Archive

Quotes

Keep away from physicians. It is all probing and guessing and pretending with them. They leave it to nature to cure in her own time, but they take the credit. As well as very fat fees.

—Anthony Burgess, 1964

The doctor occupies a seat in the front row of the stalls of the human drama, and is constantly watching and even intervening in the tragedies, comedies, and tragicomedies which form the raw material of the literary art.

—W. Russell Brain, 1952

Physician, heal yourself: thus you help your patient too. Let his best help be to see with his own eyes the man who makes himself well.

—Friedrich Nietzsche, c. 1884

He is the best physician who is the most ingenious inspirer of hope.

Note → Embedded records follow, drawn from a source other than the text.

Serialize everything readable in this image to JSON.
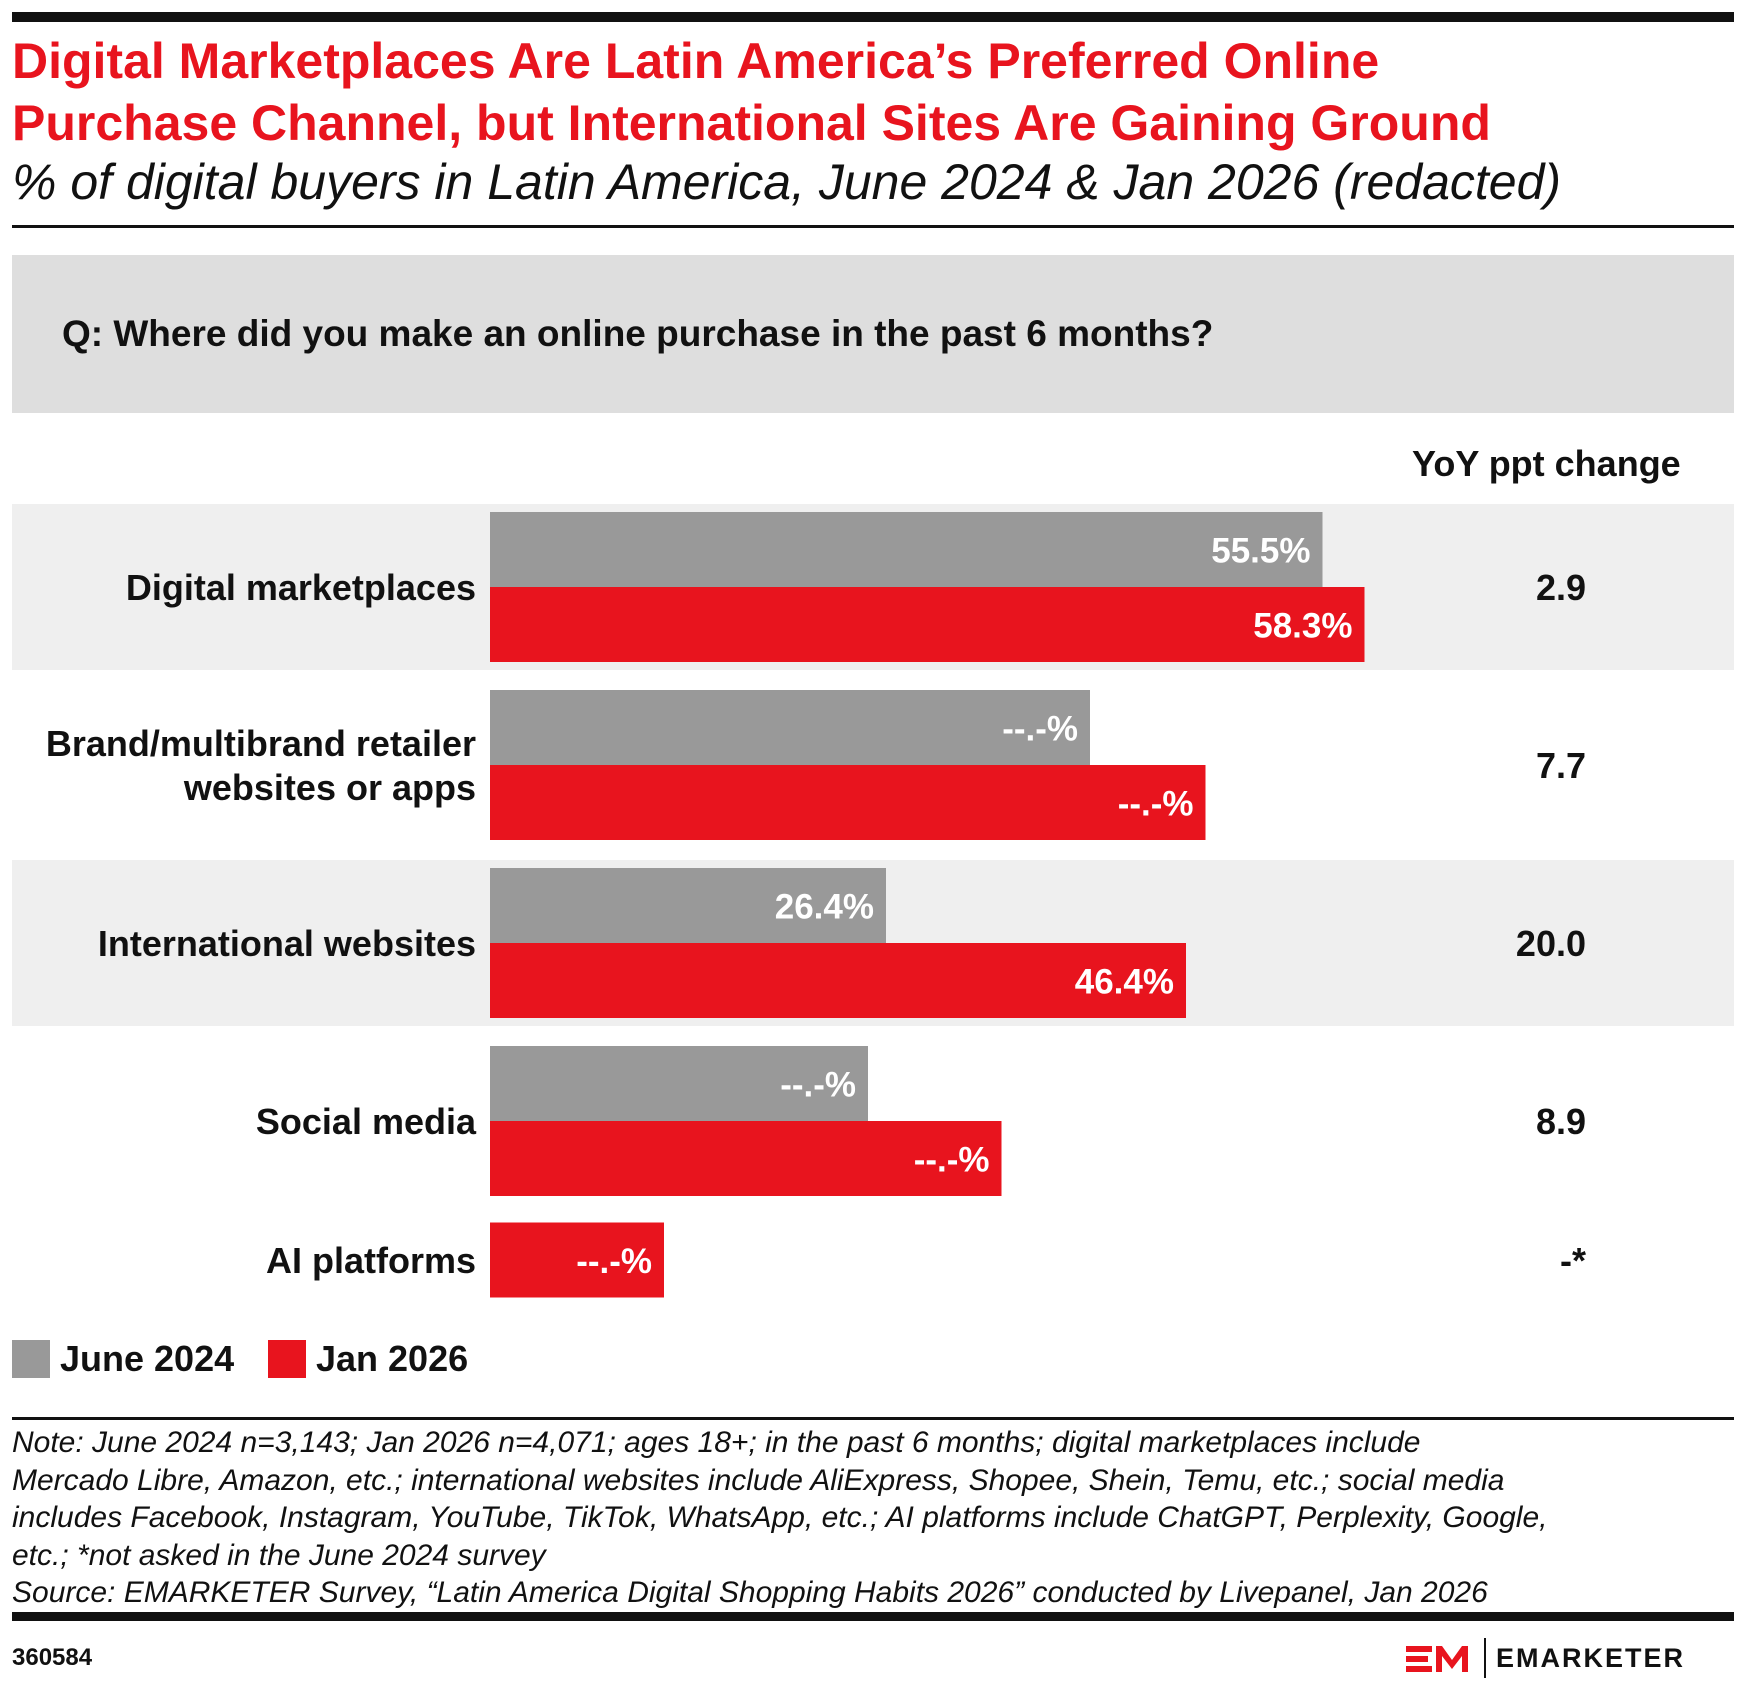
{
  "header": {
    "title_line1": "Digital Marketplaces Are Latin America’s Preferred Online",
    "title_line2": "Purchase Channel, but International Sites Are Gaining Ground",
    "subtitle": "% of digital buyers in Latin America, June 2024 & Jan 2026 (redacted)"
  },
  "question": "Q: Where did you make an online purchase in the past 6 months?",
  "colors": {
    "accent": "#e8141e",
    "gray_bar": "#999999",
    "band": "#efefef",
    "question_box": "#dedede"
  },
  "chart_data": {
    "type": "bar",
    "orientation": "horizontal",
    "xlim": [
      0,
      100
    ],
    "yoy_header": "YoY ppt change",
    "categories": [
      {
        "label_lines": [
          "Digital marketplaces"
        ],
        "yoy": "2.9",
        "shaded": true
      },
      {
        "label_lines": [
          "Brand/multibrand retailer",
          "websites or apps"
        ],
        "yoy": "7.7",
        "shaded": false
      },
      {
        "label_lines": [
          "International websites"
        ],
        "yoy": "20.0",
        "shaded": true
      },
      {
        "label_lines": [
          "Social media"
        ],
        "yoy": "8.9",
        "shaded": false
      },
      {
        "label_lines": [
          "AI platforms"
        ],
        "yoy": "-*",
        "shaded": false
      }
    ],
    "series": [
      {
        "name": "June 2024",
        "color": "#999999",
        "values": [
          55.5,
          40.0,
          26.4,
          25.2,
          null
        ],
        "labels": [
          "55.5%",
          "--.-%",
          "26.4%",
          "--.-%",
          null
        ]
      },
      {
        "name": "Jan 2026",
        "color": "#e8141e",
        "values": [
          58.3,
          47.7,
          46.4,
          34.1,
          11.6
        ],
        "labels": [
          "58.3%",
          "--.-%",
          "46.4%",
          "--.-%",
          "--.-%"
        ]
      }
    ]
  },
  "legend": [
    {
      "label": "June 2024",
      "color": "#999999"
    },
    {
      "label": "Jan 2026",
      "color": "#e8141e"
    }
  ],
  "note": {
    "line1": "Note: June 2024 n=3,143; Jan 2026 n=4,071; ages 18+; in the past 6 months; digital marketplaces include",
    "line2": "Mercado Libre, Amazon, etc.; international websites include AliExpress, Shopee, Shein, Temu, etc.; social media",
    "line3": "includes Facebook, Instagram, YouTube, TikTok, WhatsApp, etc.; AI platforms include ChatGPT, Perplexity, Google,",
    "line4": "etc.; *not asked in the June 2024 survey",
    "source": "Source: EMARKETER Survey, “Latin America Digital Shopping Habits 2026” conducted by Livepanel, Jan 2026"
  },
  "footer": {
    "chart_id": "360584",
    "brand": "EMARKETER"
  }
}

—Samuel Taylor Coleridge, 1833

The only places where American medicine can fully live up to its possibilities are the teaching hospitals.

—Bernard De Voto, 1951

The doctor should be opaque to his patients and, like a mirror, should show them nothing but what is shown to him.

—Sigmund Freud, 1912

The best physician is he who can distinguish the possible from the impossible.

—Herophilus, c. 290 BC

All pain is one malady with many names.

—Antiphanes, c. 400 BC

Because the newer methods of treatment are good, it does not follow that the old ones were bad: for if our honorable and worshipful ancestors had not recovered from their ailments, you and I would not be here today.

—Confucius, c. 515 BC

Health indeed is a precious thing, to recover and preserve which we undergo any misery, drink bitter potions, freely give our goods—restore a man to his health, his purse lies open to thee.

—Robert Burton, 1621

We have to ask ourselves whether medicine is to remain a humanitarian and respected profession or a new but depersonalized science in the service of prolonging life rather than diminishing human suffering.

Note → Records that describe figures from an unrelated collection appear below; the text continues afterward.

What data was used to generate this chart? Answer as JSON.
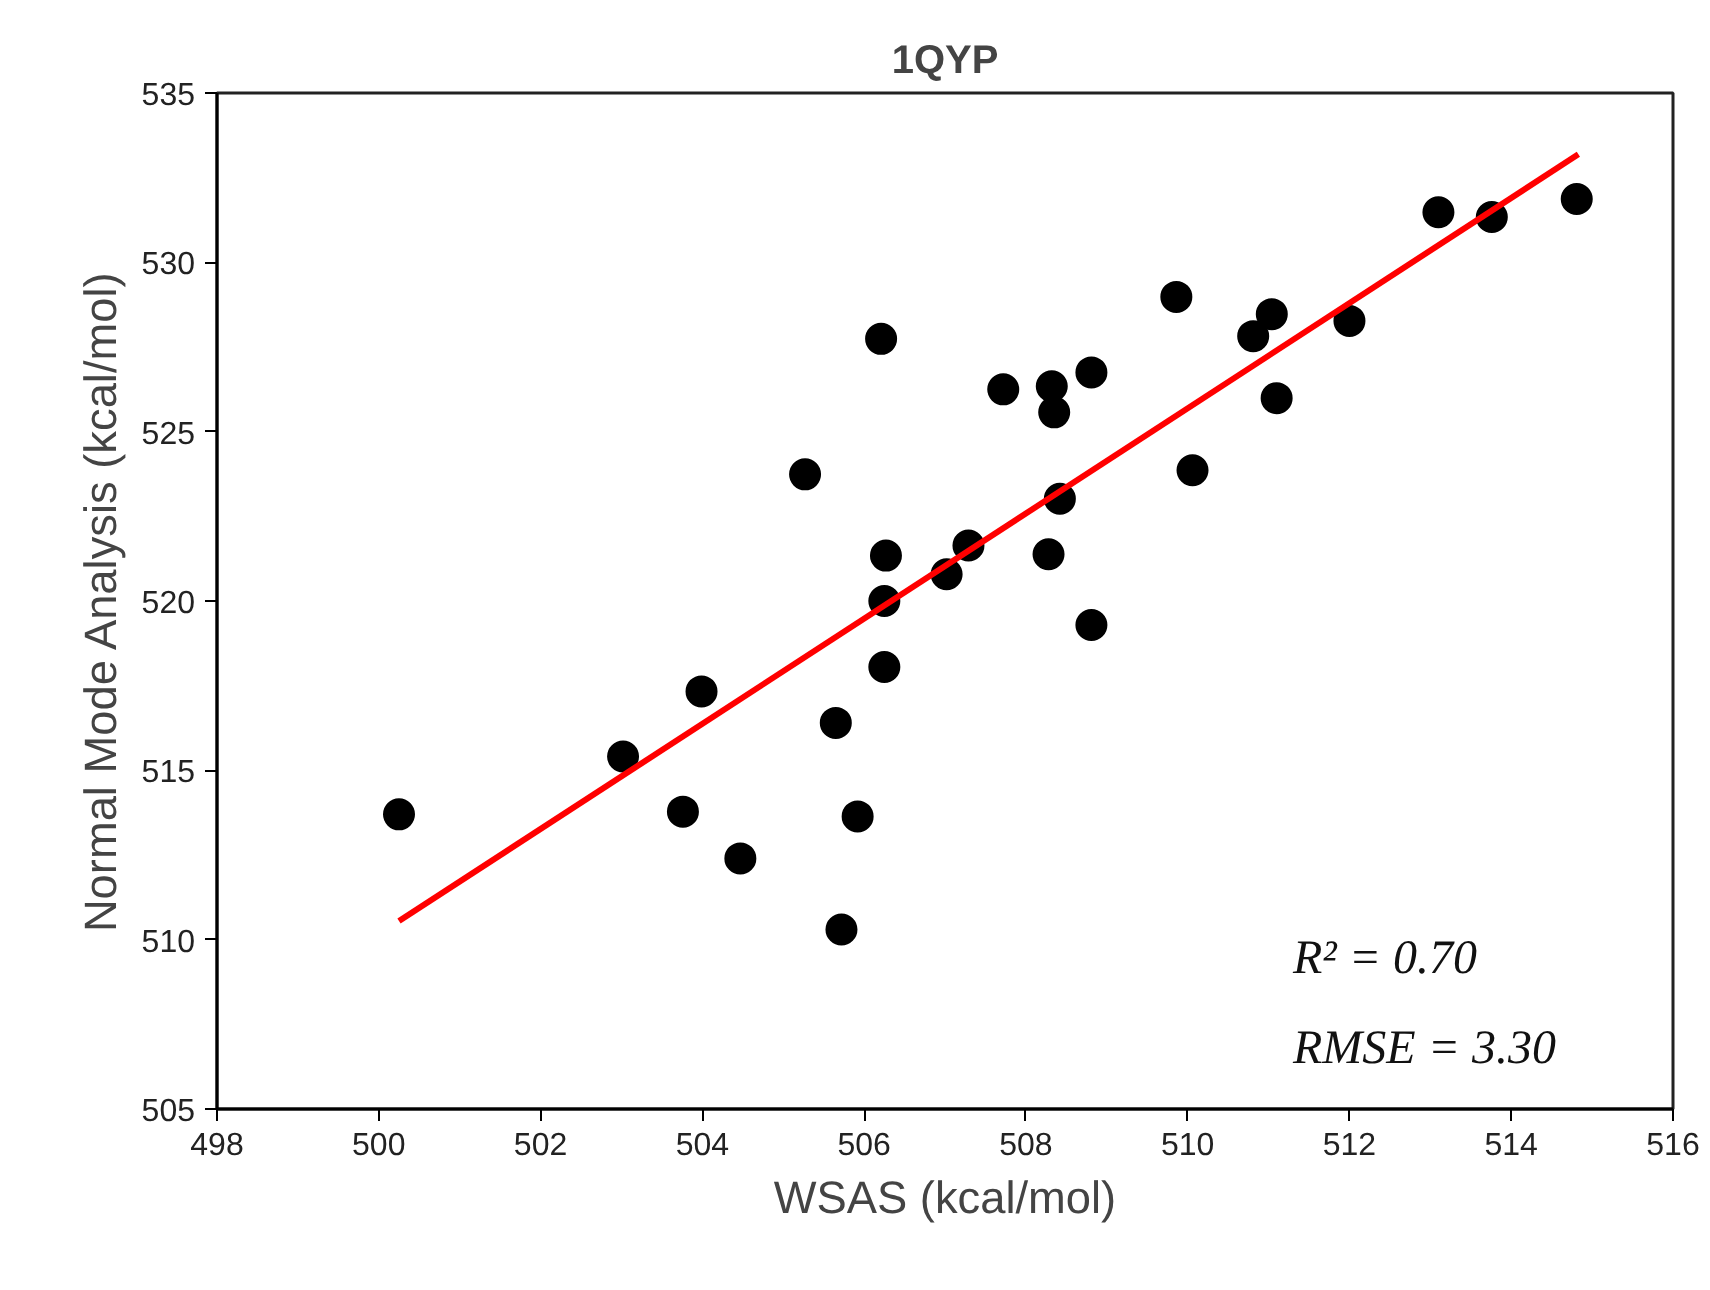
{
  "chart_data": {
    "type": "scatter",
    "title": "1QYP",
    "xlabel": "WSAS (kcal/mol)",
    "ylabel": "Normal Mode Analysis (kcal/mol)",
    "xlim": [
      498,
      516
    ],
    "xticks": [
      498,
      500,
      502,
      504,
      506,
      508,
      510,
      512,
      514,
      516
    ],
    "ylim": [
      505,
      535
    ],
    "yticks": [
      505,
      510,
      515,
      520,
      525,
      530,
      535
    ],
    "grid": false,
    "annotations": [
      "R² = 0.70",
      "RMSE = 3.30"
    ],
    "series": [
      {
        "marker": "circle",
        "color": "#000000",
        "x": [
          500.25,
          503.02,
          503.99,
          503.76,
          504.47,
          505.65,
          505.92,
          505.72,
          506.25,
          506.25,
          507.02,
          506.21,
          505.27,
          506.27,
          507.29,
          507.72,
          508.32,
          508.35,
          508.81,
          509.86,
          511.04,
          510.81,
          512.0,
          511.1,
          510.06,
          508.42,
          508.28,
          513.1,
          513.76,
          514.81,
          508.81
        ],
        "values": [
          513.7,
          515.41,
          517.33,
          513.78,
          512.4,
          516.4,
          513.64,
          510.3,
          518.05,
          520.0,
          520.79,
          527.74,
          523.74,
          521.34,
          521.64,
          526.25,
          526.34,
          525.57,
          526.75,
          528.98,
          528.47,
          527.82,
          528.27,
          525.99,
          523.86,
          523.02,
          521.38,
          531.48,
          531.34,
          531.87,
          519.29
        ]
      },
      {
        "type": "line",
        "color": "#ff0000",
        "x": [
          500.25,
          514.83
        ],
        "values": [
          510.55,
          533.19
        ]
      }
    ]
  }
}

—Elisabeth Kübler-Ross, 1969

Be temperate in wine, in eating, girls, and sloth, or the Gout will seize you.

—Benjamin Franklin, 1734

If a patient is poor, he is committed to a public hospital as “psychotic”; if he can afford the luxury of a private sanitarium, he is put there with the diagnosis of “neurasthenia”; if he is wealthy enough to be isolated in his own home under constant watch of nurses and physicians, he is simply an indisposed “eccentric.”